対象になる経費:働く環境そのものへの投資
対象経費は3つに分かれます。
- 従業員用施設(トイレ・ロッカー室・休憩スペース等)の新設・改修工事費、設計費
- 暑熱・寒冷対策の備品購入費(スポットクーラー、ストーブなど)
- 暑熱・寒冷対策の消耗品購入費(ファン付き作業服など)
製造ラインの機械や什器ではなく、従業員が働く環境そのものが対象になるのがこの制度の特徴です。求人条件では見えにくい「働きやすさ」の部分に投資できます。
対象になる事業者:申請前にクリアすべき条件が多い
対象になるには、次の条件をすべて満たす必要があります。
- 中小企業基本法第2条に該当する中小企業等(業種別に資本金・従業員数の基準あり)
- 葛飾区内に事業所があること
- 常時使用する従業員が1人以上いること
- 育児・介護休業法に対応した就業規則を労働基準監督署に届け出済み、または令和9年3月までに届け出る予定があること
- 「葛飾区SDGs宣言」を実施していること
- 同一趣旨の他の補助金を受けていないこと
- 税金を滞納していないこと
就業規則の労基署届出と「葛飾区SDGs宣言」は、申請までに済ませておく必要がある前提条件です。工事や設備購入の見積もりを取る前に、この2つが済んでいるかを確認しておくと、申請直前になって慌てずに済みます。
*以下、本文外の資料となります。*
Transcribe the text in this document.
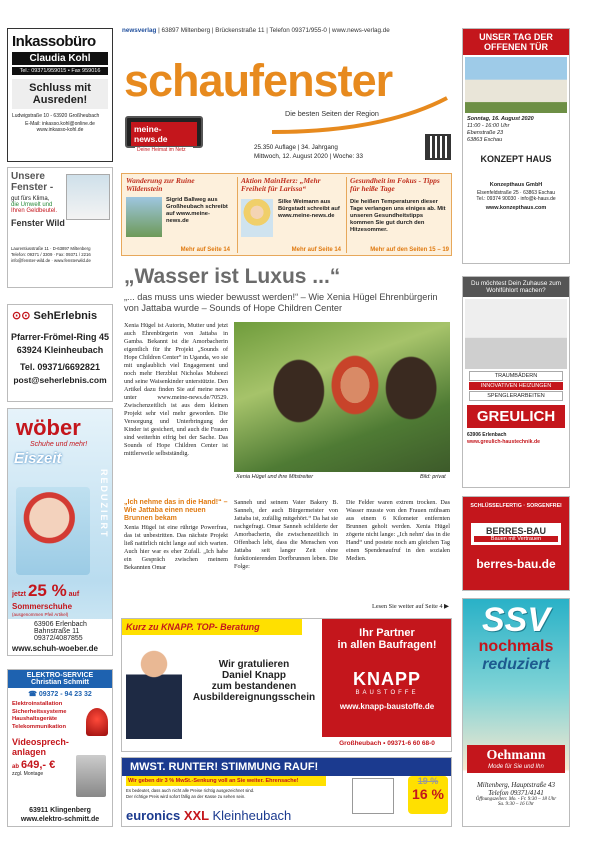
newsverlag | 63897 Miltenberg | Brückenstraße 11 | Telefon 09371/955-0 | www.news-verlag.de
schaufenster
Die besten Seiten der Region
meine-news.de
Deine Heimat im Netz	25.350 Auflage | 34. Jahrgang
Mittwoch, 12. August 2020 | Woche: 33
Inkassobüro
Claudia Kohl
Tel.: 09371/959015 • Fax 959016
Schluss mit
Ausreden!
Ludwigstraße 10 - 63920 Großheubach
E-Mail: inkasso.kohl@online.de
www.inkasso-kohl.de
Unsere
Fenster -
gut fürs Klima,
die Umwelt und
Ihren Geldbeutel.
Fenster Wild
Laurentiusstraße 11 · D-63897 Miltenberg
Telefon: 09371 / 3309 · Fax: 09371 / 2216
info@fenster-wild.de · www.fensterwild.de
⊙⊙ SehErlebnis
Pfarrer-Frömel-Ring 45
63924 Kleinheubach
Tel. 09371/6692821
post@seherlebnis.com
wöber
Schuhe und mehr!
Eiszeit
REDUZIERT
jetzt 25 % auf
Sommerschuhe
(ausgenommen Pfeil Artikel)
63906 Erlenbach
Bahnstraße 11
09372/4087855
www.schuh-woeber.de
ELEKTRO-SERVICE
Christian Schmitt
☎ 09372 - 94 23 32
Elektroinstallation
Sicherheitssysteme
Haushaltsgeräte
Telekommunikation
Videosprech-anlagen
ab 649,- €
zzgl. Montage
63911 Klingenberg
www.elektro-schmitt.de
Wanderung zur Ruine Wildenstein
Sigrid Ballweg aus Großheubach schreibt auf www.meine-news.de
Mehr auf Seite 14
Aktion MainHerz: „Mehr Freiheit für Larissa“
Silke Weimann aus Bürgstadt schreibt auf www.meine-news.de
Mehr auf Seite 14
Gesundheit im Fokus - Tipps für heiße Tage
Die heißen Temperaturen dieser Tage verlangen uns einiges ab. Mit unseren Gesundheitstipps kommen Sie gut durch den Hitzesommer.
Mehr auf den Seiten 15 – 19
„Wasser ist Luxus ...“
„... das muss uns wieder bewusst werden!“ – Wie Xenia Hügel Ehrenbürgerin von Jattaba wurde – Sounds of Hope Children Center
Xenia Hügel ist Autorin, Mutter und jetzt auch Ehrenbürgerin von Jattaba in Gamba. Bekannt ist die Amorbacherin eigentlich für ihr Projekt „Sounds of Hope Children Center“ in Uganda, wo sie mit unglaublich viel Engagement und noch mehr Herzblut Nicholas Mubeezi und seine Waisenkinder unterstützte. Den Artikel dazu finden Sie auf meine news unter www.meine-news.de/70529. Zwischenzeitlich ist aus dem kleinen Projekt sehr viel mehr geworden. Die Versorgung und Unterbringung der Kinder ist gesichert, und auch die Frauen sind weiterhin eifrig bei der Sache. Das Sounds of Hope Children Center ist mittlerweile selbstständig.
Xenia Hügel und ihre Mitstreiter	Bild: privat
„Ich nehme das in die Hand!“ – Wie Jattaba einen neuen Brunnen bekam
Xenia Hügel ist eine rührige Powerfrau, das ist unbestritten. Das nächste Projekt ließ natürlich nicht lange auf sich warten. Auch hier war es eher Zufall. „Ich habe ein Gespräch zwischen meinem Bekannten Omar
Sanneh und seinem Vater Bakery B. Sanneh, der auch Bürgermeister von Jattaba ist, zufällig mitgehört.“ Da hat sie nachgefragt. Omar Sanneh schilderte der Amorbacherin, die zwischenzeitlich in Offenbach lebt, dass die Menschen von Jattaba seit langer Zeit ohne funktionierenden Dorfbrunnen leben. Die Folge:
Die Felder waren extrem trocken. Das Wasser musste von den Frauen mühsam aus einem 6 Kilometer entfernten Brunnen geholt werden. Xenia Hügel zögerte nicht lange: „Ich nehm' das in die Hand“ und postete noch am gleichen Tag einen Spendenaufruf in den sozialen Medien.
Lesen Sie weiter auf Seite 4 ▶
Kurz zu KNAPP. TOP- Beratung
Wir gratulieren
Daniel Knapp
zum bestandenen
Ausbildereignungsschein
Ihr Partner
in allen Baufragen!
KNAPP
BAUSTOFFE
www.knapp-baustoffe.de
Großheubach • 09371-6 60 68-0
MWST. RUNTER! STIMMUNG RAUF!
Wir geben dir 3 % MwSt.-Senkung voll an Sie weiter. Ehrensache!
Es bedeutet, dass auch nicht alle Preise richtig ausgezeichnet sind.
Der richtige Preis wird sofort fällig an der Kasse zu sehen sein.
19 %
16 %
euronics XXL Kleinheubach
UNSER TAG DER
OFFENEN TÜR
Sonntag, 16. August 2020
11:00 - 16:00 Uhr
Ebenstraße 23
63863 Eschau
KONZEPT HAUS
Konzepthaus GmbH
Elsenfeldstraße 25 · 63863 Eschau
Tel.: 09374 90030 · info@k-haus.de
www.konzepthaus.com
Du möchtest Dein Zuhause zum Wohlfühlort machen?
TRAUMBÄDERN
INNOVATIVEN HEIZUNGEN
SPENGLERARBEITEN
GREULICH
63906 Erlenbach
www.greulich-haustechnik.de
SCHLÜSSELFERTIG · SORGENFREI
BERRES-BAU
Bauen mit Vertrauen
berres-bau.de
SSV
nochmals
reduziert
Oehmann
Mode für Sie und Ihn
Miltenberg, Hauptstraße 43
Telefon 09371/4141
Öffnungszeiten: Mo. - Fr. 9:30 – 18 Uhr
Sa. 9:30 – 16 Uhr
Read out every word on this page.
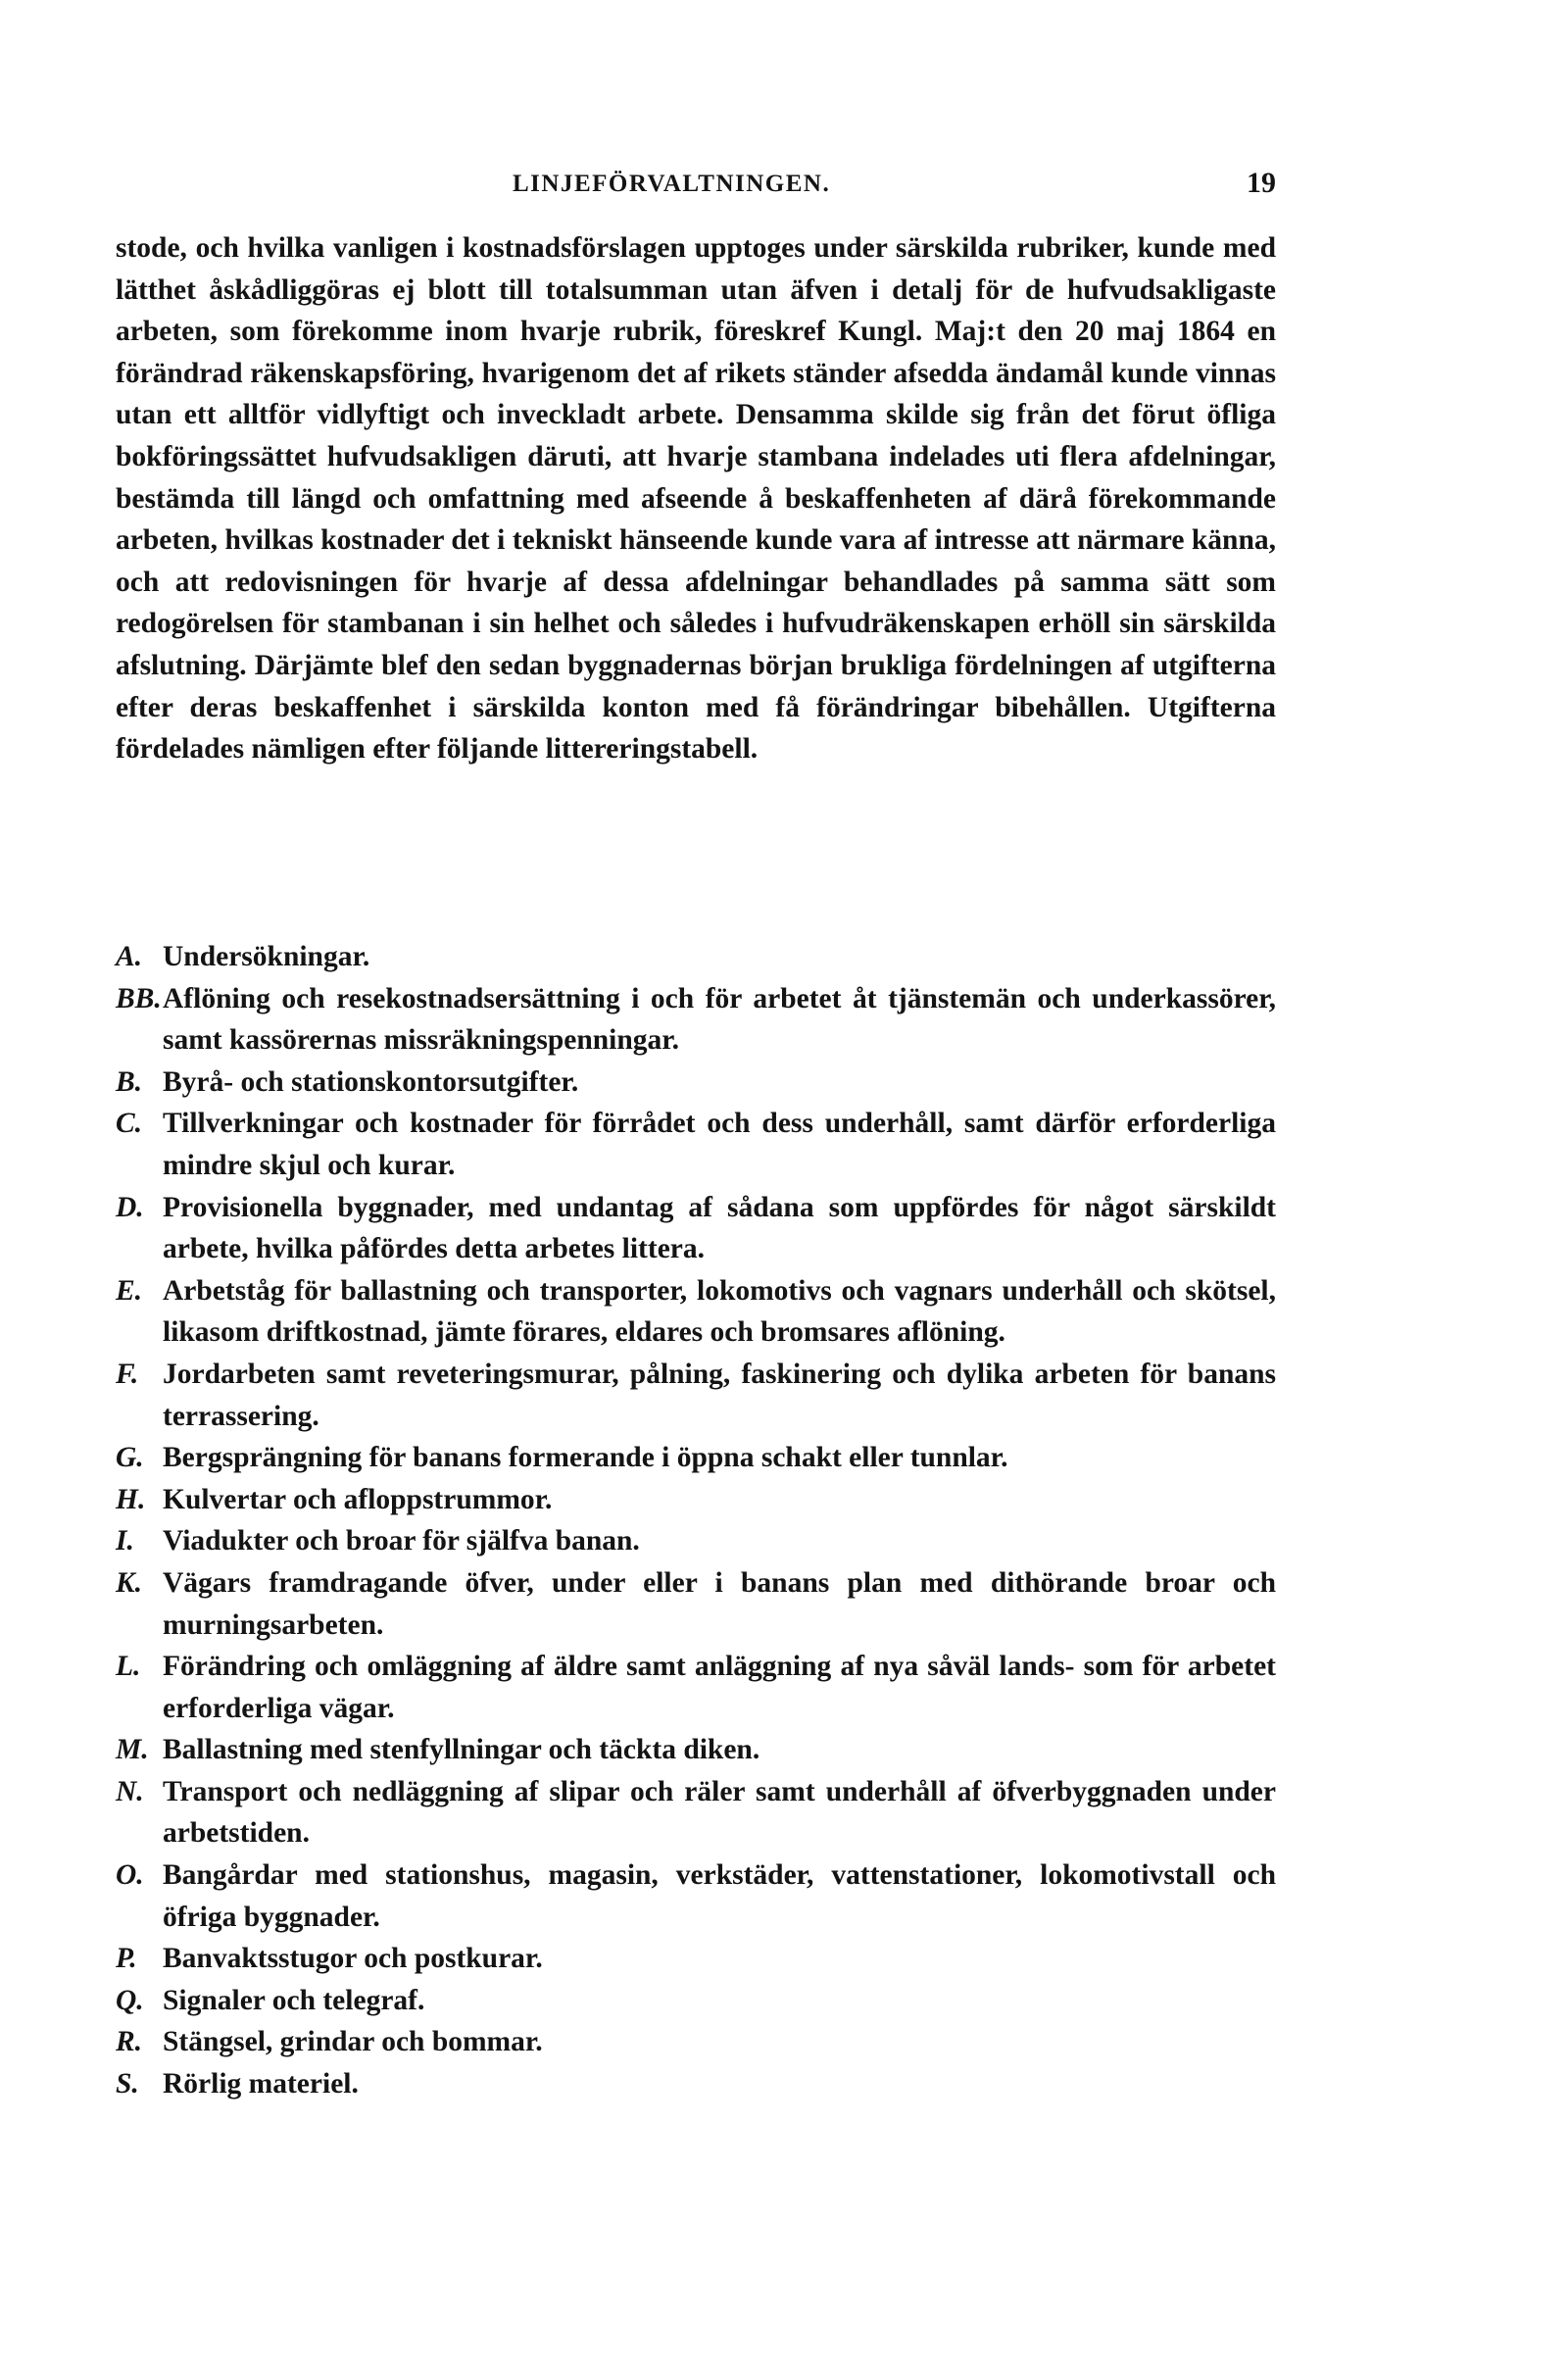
LINJEFÖRVALTNINGEN.	19

stode, och hvilka vanligen i kostnadsförslagen upptoges under särskilda rubriker, kunde med lätthet åskådliggöras ej blott till totalsumman utan äfven i detalj för de hufvudsakligaste arbeten, som förekomme inom hvarje rubrik, föreskref Kungl. Maj:t den 20 maj 1864 en förändrad räkenskapsföring, hvarigenom det af rikets ständer afsedda ändamål kunde vinnas utan ett alltför vidlyftigt och inveckladt arbete. Densamma skilde sig från det förut öfliga bokföringssättet hufvudsakligen däruti, att hvarje stambana indelades uti flera afdelningar, bestämda till längd och omfattning med afseende å beskaffenheten af därå förekommande arbeten, hvilkas kostnader det i tekniskt hänseende kunde vara af intresse att närmare känna, och att redovisningen för hvarje af dessa afdelningar behandlades på samma sätt som redogörelsen för stambanan i sin helhet och således i hufvudräkenskapen erhöll sin särskilda afslutning. Därjämte blef den sedan byggnadernas början brukliga fördelningen af utgifterna efter deras beskaffenhet i särskilda konton med få förändringar bibehållen. Utgifterna fördelades nämligen efter följande littereringstabell.

A. Undersökningar.
BB. Aflöning och resekostnadsersättning i och för arbetet åt tjänstemän och underkassörer, samt kassörernas missräkningspenningar.
B. Byrå- och stationskontorsutgifter.
C. Tillverkningar och kostnader för förrådet och dess underhåll, samt därför erforderliga mindre skjul och kurar.
D. Provisionella byggnader, med undantag af sådana som uppfördes för något särskildt arbete, hvilka påfördes detta arbetes littera.
E. Arbetståg för ballastning och transporter, lokomotivs och vagnars underhåll och skötsel, likasom driftkostnad, jämte förares, eldares och bromsares aflöning.
F. Jordarbeten samt reveteringsmurar, pålning, faskinering och dylika arbeten för banans terrassering.
G. Bergsprängning för banans formerande i öppna schakt eller tunnlar.
H. Kulvertar och afloppstrummor.
I. Viadukter och broar för själfva banan.
K. Vägars framdragande öfver, under eller i banans plan med dithörande broar och murningsarbeten.
L. Förändring och omläggning af äldre samt anläggning af nya såväl lands- som för arbetet erforderliga vägar.
M. Ballastning med stenfyllningar och täckta diken.
N. Transport och nedläggning af slipar och räler samt underhåll af öfverbyggnaden under arbetstiden.
O. Bangårdar med stationshus, magasin, verkstäder, vattenstationer, lokomotivstall och öfriga byggnader.
P. Banvaktsstugor och postkurar.
Q. Signaler och telegraf.
R. Stängsel, grindar och bommar.
S. Rörlig materiel.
補助上限額が上がる条件:ワーク・ライフ・バランス推進企業認定
補助上限額は原則250万円ですが、葛飾区のワーク・ライフ・バランス推進企業に認定されている企業は300万円まで引き上げられます。認定を取得済み、または取得を検討している事業者は、認定の有無で上限額が50万円変わる点を押さえておいてください。
申請の流れと必要書類
申請受付は令和8年4月1日から令和9年2月26日まで(必着)です。
必要書類は次のとおりです。
- 交付申請書(第1号様式)
- 事業計画書(別紙様式1)
- 企業概要(別紙様式2)
- 従業員名簿(別紙様式3)
- その他関連書類
窓口は産業観光部産業経済課経営支援係(テクノプラザかつしか内、電話03-3838-5556)です。
よくある質問
従業員が1人だけの個人事業主でも対象になりますか?
「常時使用する従業員が1人以上」という要件があるため、雇用している従業員が1人でもいれば対象になり得ます。事業主本人のみの場合は要件を満たさない可能性があります。
エアコンの入れ替えも「暑熱対策」に含まれますか?
公式ページの記載は「スポットクーラー、ストーブなど」が例として挙げられています。
就業規則の届出がまだの場合、申請できませんか?
「令和9年3月までに届出予定」であれば対象になり得ます。届出済みでなくても、期限内に届け出る見込みがあれば申請の検討対象になります。
免責事項: 本記事の内容は2026年7月時点で確認できた情報にもとづきます。補助率・上限額・対象要件・受付状況は変更される場合があるため、申請前に必ず葛飾区の公式ページまたは産業経済課経営支援係で最新の内容をご確認ください。